Putting the brakes on ‘budding’ viruses: New measles, Nipah research offers a window into viral assembly

Paramyxoviruses have the potential to trigger a devastating pandemic. This family of viruses includes measles, Nipah virus, mumps, Newcastle disease and canine distemper.

“The infectiousness of measles is unmatched by any known virus. If one person with measles coughs in a room with 100 unvaccinated people, around 90 would become infected,” says Michael Norris, Ph.D., a former postdoctoral associate at La Jolla Institute for Immunology (LJI) and current assistant professor at the University of Toronto. “Nipah virus is not as contagious, but it is incredibly lethal, with between 40 percent and 90 percent of infections causing death.”

“Just imagine if a paramyxovirus emerged that was as contagious as measles and as deadly as Nipah,” Norris adds.

It’s not hard to picture that scenario. In fact, the 2011 film Contagion was based on this exact kind of imagined paramyxovirus.
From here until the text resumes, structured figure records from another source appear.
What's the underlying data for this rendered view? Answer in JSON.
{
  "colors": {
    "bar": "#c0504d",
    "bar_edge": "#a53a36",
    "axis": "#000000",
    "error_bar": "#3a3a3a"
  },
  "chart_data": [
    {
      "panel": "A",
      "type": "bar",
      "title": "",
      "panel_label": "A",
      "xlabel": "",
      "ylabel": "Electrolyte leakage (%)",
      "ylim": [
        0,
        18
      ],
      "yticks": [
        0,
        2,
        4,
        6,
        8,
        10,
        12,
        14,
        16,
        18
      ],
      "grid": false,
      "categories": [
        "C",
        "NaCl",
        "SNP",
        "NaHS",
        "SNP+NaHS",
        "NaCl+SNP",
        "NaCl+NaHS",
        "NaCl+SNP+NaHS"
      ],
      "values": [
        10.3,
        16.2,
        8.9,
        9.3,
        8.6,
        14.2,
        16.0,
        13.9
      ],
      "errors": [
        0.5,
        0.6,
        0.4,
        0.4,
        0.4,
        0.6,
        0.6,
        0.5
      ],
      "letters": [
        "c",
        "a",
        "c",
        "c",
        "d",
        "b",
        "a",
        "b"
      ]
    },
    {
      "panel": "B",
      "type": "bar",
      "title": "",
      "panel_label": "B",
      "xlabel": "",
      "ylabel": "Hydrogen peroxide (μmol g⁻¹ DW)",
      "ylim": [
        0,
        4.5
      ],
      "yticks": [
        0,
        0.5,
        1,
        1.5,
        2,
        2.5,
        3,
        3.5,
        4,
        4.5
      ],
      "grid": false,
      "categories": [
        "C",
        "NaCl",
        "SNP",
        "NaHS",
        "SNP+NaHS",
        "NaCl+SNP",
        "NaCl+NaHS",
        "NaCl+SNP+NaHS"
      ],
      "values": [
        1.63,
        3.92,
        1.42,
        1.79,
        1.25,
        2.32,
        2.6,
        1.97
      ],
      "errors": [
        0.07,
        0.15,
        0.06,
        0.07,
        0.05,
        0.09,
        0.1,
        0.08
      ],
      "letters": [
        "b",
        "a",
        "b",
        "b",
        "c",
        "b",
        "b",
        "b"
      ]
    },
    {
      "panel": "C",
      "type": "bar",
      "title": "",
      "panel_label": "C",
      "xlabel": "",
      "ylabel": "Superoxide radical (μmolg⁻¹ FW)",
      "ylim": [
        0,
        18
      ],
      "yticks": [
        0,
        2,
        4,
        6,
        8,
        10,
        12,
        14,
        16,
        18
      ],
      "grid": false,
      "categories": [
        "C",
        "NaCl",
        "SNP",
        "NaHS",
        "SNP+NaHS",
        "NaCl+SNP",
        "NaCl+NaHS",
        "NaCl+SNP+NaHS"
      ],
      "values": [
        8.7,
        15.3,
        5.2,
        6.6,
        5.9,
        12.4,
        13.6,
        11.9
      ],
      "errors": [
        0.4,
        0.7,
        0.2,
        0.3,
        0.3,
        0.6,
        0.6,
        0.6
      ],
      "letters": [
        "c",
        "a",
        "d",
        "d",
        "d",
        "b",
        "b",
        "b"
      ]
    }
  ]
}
Now Norris and an international team of collaborators have published the first-ever look at a key stage in the life cycles of measles and Nipah viruses. Their new study, published as an upcoming cover story in Science Advances, reveals how future therapies might stop these viruses in their tracks.

“This work solves a long-standing mystery: how viruses assemble themselves,” says LJI Professor Erica Ollmann Saphire, Ph.D., who served as study co-senior author with Professor Robert Stahelin, Ph.D., of Purdue University. “We know that a virus’s many pieces come together at the cell membrane, but we didn’t know what the trigger was that starts that irreversible assembly process.”

“This study succeeds by identifying how paramyxoviruses are able to utilize a host cell lipid for viral spread,” says Stahelin. “This work will inform future drug discovery endeavors.”